Distributed Storage#
Longhorn#
Longhorn provides the distributed block storage layer for this cluster. The Helm release, default settings, and supporting resources are managed declaratively in apps/longhorn/kustomization.yaml, so all configuration changes should flow through GitOps.
Accessing the Longhorn UI#
- Dashboard:
https://storage.internal.neese-web.de(published through Traefik with Authelia forward-auth). - In-cluster service:
http://longhorn-frontend.longhorn.svc.cluster.local. - Use the UI for day-to-day administration (volume health, replicas, backups, recurring jobs) and to confirm Git-driven changes after syncs.

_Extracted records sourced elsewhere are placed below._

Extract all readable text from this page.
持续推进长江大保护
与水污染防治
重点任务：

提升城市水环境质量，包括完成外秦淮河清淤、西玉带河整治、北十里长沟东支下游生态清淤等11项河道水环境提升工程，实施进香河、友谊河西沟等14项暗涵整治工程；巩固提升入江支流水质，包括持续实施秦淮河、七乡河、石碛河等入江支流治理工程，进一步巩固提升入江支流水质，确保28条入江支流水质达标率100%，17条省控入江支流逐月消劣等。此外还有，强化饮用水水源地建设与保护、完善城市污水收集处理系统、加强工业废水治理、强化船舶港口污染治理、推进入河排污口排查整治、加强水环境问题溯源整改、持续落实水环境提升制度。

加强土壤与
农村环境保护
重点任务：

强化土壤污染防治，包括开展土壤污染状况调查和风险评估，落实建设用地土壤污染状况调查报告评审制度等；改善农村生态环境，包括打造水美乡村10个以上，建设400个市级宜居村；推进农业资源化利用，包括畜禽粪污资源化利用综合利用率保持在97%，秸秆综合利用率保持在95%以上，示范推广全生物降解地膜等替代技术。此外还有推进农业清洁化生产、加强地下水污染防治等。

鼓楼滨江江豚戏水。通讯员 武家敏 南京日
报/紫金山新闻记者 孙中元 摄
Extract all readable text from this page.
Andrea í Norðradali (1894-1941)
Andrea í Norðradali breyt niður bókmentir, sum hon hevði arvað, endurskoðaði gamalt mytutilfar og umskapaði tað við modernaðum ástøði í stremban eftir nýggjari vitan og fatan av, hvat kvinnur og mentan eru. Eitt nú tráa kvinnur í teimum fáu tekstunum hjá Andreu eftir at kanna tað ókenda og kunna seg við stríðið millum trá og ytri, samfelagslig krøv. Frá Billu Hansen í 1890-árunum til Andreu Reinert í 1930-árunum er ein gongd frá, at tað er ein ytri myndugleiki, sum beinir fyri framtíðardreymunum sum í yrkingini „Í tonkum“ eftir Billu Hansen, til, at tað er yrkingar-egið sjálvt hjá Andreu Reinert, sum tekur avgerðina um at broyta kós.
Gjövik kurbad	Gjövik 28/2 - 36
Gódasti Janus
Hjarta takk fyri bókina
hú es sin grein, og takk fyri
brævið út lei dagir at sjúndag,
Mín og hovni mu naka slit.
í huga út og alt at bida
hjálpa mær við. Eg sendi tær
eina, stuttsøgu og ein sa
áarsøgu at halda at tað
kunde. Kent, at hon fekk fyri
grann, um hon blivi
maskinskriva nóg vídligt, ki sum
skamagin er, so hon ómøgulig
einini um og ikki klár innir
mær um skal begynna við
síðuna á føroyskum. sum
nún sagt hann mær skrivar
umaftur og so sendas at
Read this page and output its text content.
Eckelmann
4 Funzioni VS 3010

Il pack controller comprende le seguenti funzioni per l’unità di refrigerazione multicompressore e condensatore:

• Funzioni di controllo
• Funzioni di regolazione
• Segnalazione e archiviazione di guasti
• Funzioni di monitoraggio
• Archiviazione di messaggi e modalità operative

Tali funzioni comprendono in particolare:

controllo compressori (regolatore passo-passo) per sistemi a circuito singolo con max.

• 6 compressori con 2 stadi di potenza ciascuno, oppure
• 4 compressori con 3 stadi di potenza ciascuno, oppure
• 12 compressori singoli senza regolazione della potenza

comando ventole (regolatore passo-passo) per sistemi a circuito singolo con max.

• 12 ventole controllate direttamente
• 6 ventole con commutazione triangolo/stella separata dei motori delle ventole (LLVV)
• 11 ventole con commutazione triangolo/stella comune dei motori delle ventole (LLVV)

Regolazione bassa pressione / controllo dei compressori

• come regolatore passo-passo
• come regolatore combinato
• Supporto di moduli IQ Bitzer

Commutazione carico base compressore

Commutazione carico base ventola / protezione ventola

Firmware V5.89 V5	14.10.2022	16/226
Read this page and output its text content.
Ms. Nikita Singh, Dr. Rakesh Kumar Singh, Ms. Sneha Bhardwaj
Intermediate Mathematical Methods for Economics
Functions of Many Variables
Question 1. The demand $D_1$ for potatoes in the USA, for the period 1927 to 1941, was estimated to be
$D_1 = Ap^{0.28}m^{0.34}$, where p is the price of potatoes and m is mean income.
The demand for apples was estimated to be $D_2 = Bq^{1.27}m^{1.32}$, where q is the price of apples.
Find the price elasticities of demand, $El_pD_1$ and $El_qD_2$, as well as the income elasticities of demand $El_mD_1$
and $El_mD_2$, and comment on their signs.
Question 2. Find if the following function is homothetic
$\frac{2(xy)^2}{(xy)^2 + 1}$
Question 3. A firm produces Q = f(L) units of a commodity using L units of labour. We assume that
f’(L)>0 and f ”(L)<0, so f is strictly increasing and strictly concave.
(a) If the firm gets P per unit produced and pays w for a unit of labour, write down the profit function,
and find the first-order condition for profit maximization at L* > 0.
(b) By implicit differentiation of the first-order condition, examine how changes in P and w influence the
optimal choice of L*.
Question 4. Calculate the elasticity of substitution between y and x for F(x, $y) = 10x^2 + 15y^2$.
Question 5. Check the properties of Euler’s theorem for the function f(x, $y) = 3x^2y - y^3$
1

Default Storage Classes and PVC Usage#
- The
longhornStorageClassis marked as the default via a sync-time patch, so workloads can omitstorageClassNameunless an alternative is required. - The reclaim policy is set to
Retain. PVCs and underlying volumes are kept after a workload is deleted to prevent accidental data loss; clean up volumes explicitly in the UI or viakubectl delete volume.longhorn.io/<name>. - Typical PVC:
- Validate provisioning with
kubectl get pvcandkubectl get volumes.longhorn.io -n longhorn.
Backups, Snapshots, and Automation#
- Longhorn stores backups in Wasabi (
s3://k3s-at-home-01@eu-central-2/); credentials live in thelonghorn/wasabi-secretand are managed withsops. - CSI snapshots use the
VolumeSnapshotClassnamedlonghorn-vsc-backup. CreateVolumeSnapshotobjects against that class to trigger Longhorn backups that Velero can consume. - A recurring job named
trim-filesystemruns daily at 06:00 to perform filesystem trim on all volumes assigned to thedefaultgroup. Adjust or add jobs through Git inapps/longhorn/longhorn-config.enc.yaml.
Operational Guidance#
- Follow the controlled upgrade/maintenance steps captured in
docs/operations/longhorn-maintenance.mdwhen performing Longhorn upgrades or disruptive changes. - Monitor Longhorn health dashboards exposed through Grafana (PVC
longhorn-pvc-grafana) to detect replica rebuilds or disk pressure early.
Troubleshooting#
- Volume still attached to a node: Longhorn enforces exclusive attachment. If a pod restart reports
Volume is already exclusively attached to one node, wait for the detachment timeout or force detach the volume (UI → Volume →Detach), ensuring the old workload is fully terminated first. - Replica rebuild loops: Check node disk usage and engine replica logs in the UI; if disk capacity is low, cordon the node, migrate workloads, and expand storage.
- Backup failures: Verify Wasabi connectivity (
Settings → General → Test backup target) and confirm thewasabi-secretmatches the remote credentials.